New businesses bring life to historic downtown building

Fred McCormick
Black Mountain News

One of the most recognizable buildings in Black Mountain’s downtown historic district won’t remain empty much longer.

Known as the Brown Livery Stable at 108 Sutton Ave. in the National Register of Historic Places, the formerly-three-story brick structure with commercial space on the top level (139 Cherry St.), will soon be home to two new businesses.

Asheville-based Poppy Hand-Crafted Popcorn plans to occupy the top floor of the building, which is accessible through an entrance on Cherry Street. A bookstore/coffee and gift shop, known as Sassafras on Sutton, plans to move into the bottom floor.

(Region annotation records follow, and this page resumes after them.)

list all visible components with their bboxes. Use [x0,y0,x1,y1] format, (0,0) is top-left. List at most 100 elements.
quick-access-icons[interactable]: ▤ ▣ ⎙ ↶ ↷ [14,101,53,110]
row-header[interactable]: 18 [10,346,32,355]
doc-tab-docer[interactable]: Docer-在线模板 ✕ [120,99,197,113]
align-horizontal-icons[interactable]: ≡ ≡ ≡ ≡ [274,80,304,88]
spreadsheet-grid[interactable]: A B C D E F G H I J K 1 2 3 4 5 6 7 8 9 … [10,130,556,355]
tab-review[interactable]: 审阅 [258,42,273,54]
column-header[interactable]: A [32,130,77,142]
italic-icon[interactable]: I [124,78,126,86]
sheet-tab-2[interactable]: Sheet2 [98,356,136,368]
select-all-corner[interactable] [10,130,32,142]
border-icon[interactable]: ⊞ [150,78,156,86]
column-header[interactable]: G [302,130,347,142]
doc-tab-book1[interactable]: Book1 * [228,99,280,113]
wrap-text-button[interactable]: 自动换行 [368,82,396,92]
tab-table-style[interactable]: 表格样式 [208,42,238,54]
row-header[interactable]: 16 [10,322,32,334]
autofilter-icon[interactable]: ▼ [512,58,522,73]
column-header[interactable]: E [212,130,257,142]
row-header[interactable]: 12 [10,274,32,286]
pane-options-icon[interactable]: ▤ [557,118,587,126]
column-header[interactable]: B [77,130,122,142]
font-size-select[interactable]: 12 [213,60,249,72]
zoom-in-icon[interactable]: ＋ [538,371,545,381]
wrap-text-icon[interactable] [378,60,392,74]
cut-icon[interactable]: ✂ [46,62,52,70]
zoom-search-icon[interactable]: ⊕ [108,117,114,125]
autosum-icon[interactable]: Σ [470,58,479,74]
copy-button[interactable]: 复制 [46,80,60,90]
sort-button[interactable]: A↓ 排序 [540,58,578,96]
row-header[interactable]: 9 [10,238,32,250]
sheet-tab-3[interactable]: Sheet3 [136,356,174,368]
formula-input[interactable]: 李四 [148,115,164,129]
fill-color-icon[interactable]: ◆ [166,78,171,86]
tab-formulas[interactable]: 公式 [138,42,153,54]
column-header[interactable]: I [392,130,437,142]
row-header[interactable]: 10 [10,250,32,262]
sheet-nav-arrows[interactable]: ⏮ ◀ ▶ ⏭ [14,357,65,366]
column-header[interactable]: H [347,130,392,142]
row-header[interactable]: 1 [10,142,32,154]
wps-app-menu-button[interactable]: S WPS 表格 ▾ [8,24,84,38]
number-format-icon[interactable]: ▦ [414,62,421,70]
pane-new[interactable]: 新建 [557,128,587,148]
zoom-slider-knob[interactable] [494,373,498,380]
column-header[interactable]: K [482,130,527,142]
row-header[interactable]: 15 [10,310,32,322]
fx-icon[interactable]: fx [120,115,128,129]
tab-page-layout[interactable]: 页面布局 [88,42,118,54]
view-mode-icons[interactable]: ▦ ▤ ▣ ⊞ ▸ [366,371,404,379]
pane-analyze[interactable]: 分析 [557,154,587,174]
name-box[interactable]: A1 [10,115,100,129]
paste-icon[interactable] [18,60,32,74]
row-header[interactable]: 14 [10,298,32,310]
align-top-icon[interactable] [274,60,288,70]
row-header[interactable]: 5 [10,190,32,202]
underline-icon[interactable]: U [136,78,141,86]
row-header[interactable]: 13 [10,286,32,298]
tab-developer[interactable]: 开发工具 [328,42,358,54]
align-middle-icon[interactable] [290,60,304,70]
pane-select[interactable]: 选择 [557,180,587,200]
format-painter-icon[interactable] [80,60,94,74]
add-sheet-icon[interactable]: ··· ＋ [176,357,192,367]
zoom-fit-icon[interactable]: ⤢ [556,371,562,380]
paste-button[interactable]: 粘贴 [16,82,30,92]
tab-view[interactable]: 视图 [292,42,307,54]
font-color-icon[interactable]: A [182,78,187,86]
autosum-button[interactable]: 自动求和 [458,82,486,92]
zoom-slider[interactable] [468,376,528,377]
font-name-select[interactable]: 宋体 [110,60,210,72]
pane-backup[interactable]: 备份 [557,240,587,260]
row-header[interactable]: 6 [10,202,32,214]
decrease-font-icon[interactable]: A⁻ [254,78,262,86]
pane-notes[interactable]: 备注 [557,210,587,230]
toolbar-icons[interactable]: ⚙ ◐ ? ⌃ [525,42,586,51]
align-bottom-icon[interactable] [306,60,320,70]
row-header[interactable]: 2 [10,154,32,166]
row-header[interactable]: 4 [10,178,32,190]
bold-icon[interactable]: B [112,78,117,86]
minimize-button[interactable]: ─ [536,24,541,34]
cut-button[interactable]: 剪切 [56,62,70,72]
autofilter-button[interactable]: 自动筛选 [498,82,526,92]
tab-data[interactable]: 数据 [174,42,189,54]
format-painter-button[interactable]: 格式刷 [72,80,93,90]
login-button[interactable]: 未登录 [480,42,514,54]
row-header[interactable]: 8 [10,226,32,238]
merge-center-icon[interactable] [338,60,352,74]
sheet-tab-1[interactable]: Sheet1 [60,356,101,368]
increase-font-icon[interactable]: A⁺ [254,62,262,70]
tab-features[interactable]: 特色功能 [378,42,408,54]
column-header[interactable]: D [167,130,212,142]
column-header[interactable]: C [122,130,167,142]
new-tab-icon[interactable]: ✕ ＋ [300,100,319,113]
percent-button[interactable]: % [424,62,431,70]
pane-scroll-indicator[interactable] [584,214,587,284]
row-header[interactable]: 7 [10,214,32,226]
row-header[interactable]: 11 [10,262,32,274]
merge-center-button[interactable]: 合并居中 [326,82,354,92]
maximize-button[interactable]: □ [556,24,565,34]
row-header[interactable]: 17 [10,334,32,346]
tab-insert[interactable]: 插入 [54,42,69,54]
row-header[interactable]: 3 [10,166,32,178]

The head chef for Poppy Handcrafted Popcorn, Todd Hogoboom, makes the first batch of popcorn at the business's new headquarters in downtown Black Mountain.

Poppy opened on Merrimon Avenue in Asheville in 2014 as a retail shop for Ginger Frank’s homemade popcorn. She partnered with co-owner Lori Blankenship, and the business “took off like wildfire,” Frank said.

“We started out just selling popcorn to folks in Asheville,” Frank said. “Very quickly we started getting requests for other retailers to carry our popcorn. We did research, changed our packaging and began offering our popcorn wholesale. The retail and wholesale businesses just grew so quickly.”

Originally intended as retail-only space, the location on Merrimon struggled to keep pace with the growing demands of a booming wholesale business that supplies products to more than 300 retailers in 45 states. Rising real estate costs in Asheville shifted the attention of Frank and Blankenship east to the Swannanoa Valley.

“We were originally looking for just a production facility, but we came upon this space that allowed us to do production and, because of its location, retail in Black Mountain,” Frank said. “The minute I drove up to the building I was like ‘Oh my gosh, I really love this building.’”

The top two floors of the building, which have since been converted to a single level,  were constructed in 1915. The stone foundation of the building dates back to 1895, when Jim McKoy redeveloped what was once a general store and post office into the livery stable.  

The building’s owner, Ryan Israel, said considerable renovations were done to the interior of the structure after he purchased it in 2011.

“With it being a historical building it had to be renovated to those standards,” he said. “We had to work on the interior, and that work had to be in-line with the original building..

Wooden structural support beams were removed from the bottom floor, Israel said.

“The top floor had wooden trusses and one of those trusses failed,” he said. “We had to lift the building around six inches and encase that beam with steel, and then encase that with wood so it would remain historically correct. There were a lot of renovations done there from the ground up.”

Using natural ingredients, Poppy began production of its 21 flavors of handcrafted popcorn on Nov. 16. It will open to retail customers for Holly Jolly on Friday, Dec. 1.

“We’re really excited, it’s definitely going to be a beautiful store,” Frank said. “People will enjoy coming by and checking us out, if they’re not familiar with us already.”

Poppy’s location in Asheville will continue to operate as a retail store.

Below Poppy’s, accessible from Sutton Avenue, will be Sassafras on Sutton, owned by author Susanne Blumer and her husband Cole, who are moving to the area from upstate South Carolina, where they’ve owned a farm for more than a decade.

Sassafras on Sutton, a gift shop, coffee shop and bookstore, will open on the bottom floor of the old Brown Livery Stable in Black Mountain.

“My husband’s father was a PCUSA (Presbyterian Church USA) minister, so he grew up going to Montreat,” Susanne Blumer said. “We’ve continued coming to the area throughout our marriage and we felt it was time for a change.”

Sassafras on Sutton will feature handmade gifts and coffee, for which Blumer hopes to partner with a local roaster, she said.

There will also be a “substantial selection” of books, according to the published children’s author.

“My daughter and I have a book series called 'Piper Periwinkle,'” Blumer said. “My 13-year-old daughter writes that with me.”

The store will also host events like book signings and provide “a place for local people to come too,” she said.

Blumer and her daughter will be on hand at Holly Jolly, she said, but the business will not open permanently until early February.